First, in the midst of a heated Kashmir crisis, a restrained riposte will not be a politically popular decision, especially when critics and opponents are already casting aspersions on the government’s commitment to the Kashmir cause. The audience costs for the government and the military will be colossal if Pakistan gives a measured response and looks for ways to de-escalate the crisis. Unlike Pulwama, a military showdown sprouting out of the current tensions over Kashmir will not just be a fight to defend territorial integrity and re-establish deterrence—not if the Kashmir element will be added to the mix. A lackadaisical and limited response is likely to draw the ire of the Kashmiris on the Pakistani side of the LOC, and they’re already itching to cross the line. Also, India’s use of kinetic options will give Pakistan an ideal pretext to flex its military muscle, something that it has tried to avoid doing since the start of the Kashmir crisis.
Second, the fog of war may just thicken in an altercation that stems from the ongoing Kashmir.

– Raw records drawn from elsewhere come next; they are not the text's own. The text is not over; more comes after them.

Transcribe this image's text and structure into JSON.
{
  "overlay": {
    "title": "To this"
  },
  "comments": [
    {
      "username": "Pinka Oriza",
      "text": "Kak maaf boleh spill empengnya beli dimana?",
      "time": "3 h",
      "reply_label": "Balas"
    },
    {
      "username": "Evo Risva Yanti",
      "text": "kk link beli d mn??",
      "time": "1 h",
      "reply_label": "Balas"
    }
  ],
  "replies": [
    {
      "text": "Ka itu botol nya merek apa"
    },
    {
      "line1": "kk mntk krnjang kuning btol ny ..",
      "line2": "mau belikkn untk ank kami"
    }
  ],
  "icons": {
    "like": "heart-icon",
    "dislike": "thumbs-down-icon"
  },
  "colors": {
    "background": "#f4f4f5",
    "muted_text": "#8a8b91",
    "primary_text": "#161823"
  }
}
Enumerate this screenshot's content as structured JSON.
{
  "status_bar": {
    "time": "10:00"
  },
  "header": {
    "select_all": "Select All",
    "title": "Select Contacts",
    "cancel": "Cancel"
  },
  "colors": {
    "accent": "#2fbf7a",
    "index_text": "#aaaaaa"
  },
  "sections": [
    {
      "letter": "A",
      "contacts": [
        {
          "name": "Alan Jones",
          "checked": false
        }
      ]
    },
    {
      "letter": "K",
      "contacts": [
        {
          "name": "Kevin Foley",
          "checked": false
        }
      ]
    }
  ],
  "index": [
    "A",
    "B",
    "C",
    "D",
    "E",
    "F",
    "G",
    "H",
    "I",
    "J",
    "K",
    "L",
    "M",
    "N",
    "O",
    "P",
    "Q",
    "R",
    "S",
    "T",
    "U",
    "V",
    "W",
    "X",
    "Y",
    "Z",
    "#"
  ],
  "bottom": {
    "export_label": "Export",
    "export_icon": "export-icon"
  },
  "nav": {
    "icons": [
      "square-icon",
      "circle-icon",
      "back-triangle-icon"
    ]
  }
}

Statements from three top Indian officials, including its foreign minister, Subrahmanyam Jaishankar, regarding India’s plans to get control of Pakistan-administered Kashmir, have been described as “provocative” by Pakistan. In such an emotive environment, Islamabad may not construe New Delhi’s military adventures as limited and therefore retaliate accordingly.
Moreover, in the Pulwama-Balakot crisis, Khan’s unconditional release of Wing Varthaman became a cause of de-escalation. If not for that diplomatic gesture, then the crisis could have escalated precipitously, which is something Modi admitted during one of his election rallies. Last month, while speaking to a charged crowd in Muzzafarad, Khan said that India misconstrued his peace gesture as cowardice. Pakistan, he said, will fight ferociously till the very end if India kick starts a war. With tensions high, it is unreasonable to expect Pakistan to quickly climb down the escalation ladder like it did in February.
The Escalation Ladder and Third Parties
What will happen in the region once both sides harden their positions? The occasional crisis between India and Pakistan tends to elicit global attention because of the presence of nuclear weapons on the subcontinent. If both sides believe that they can control escalation, then they are likely to heighten tensions until a third party steps in to mediate. In the current milieu, perceptions of third-party roles in the Kashmir crisis could determine how a military confrontation takes place. India, thinking that major powers have more or less backed its position on Kashmir, may take liberty in applying military power against Pakistan. Having implored the international community incessantly to intervene in the Kashmir crisis without veritable success, Pakistan could feel that it is on its own to fight out its battle and that of Kashmir, and hence increase its reliance on military options. Both these diametrically different views of third-party mediation could have dangerous repercussions on crisis stability, especially when both countries have all but ended bilateral communication.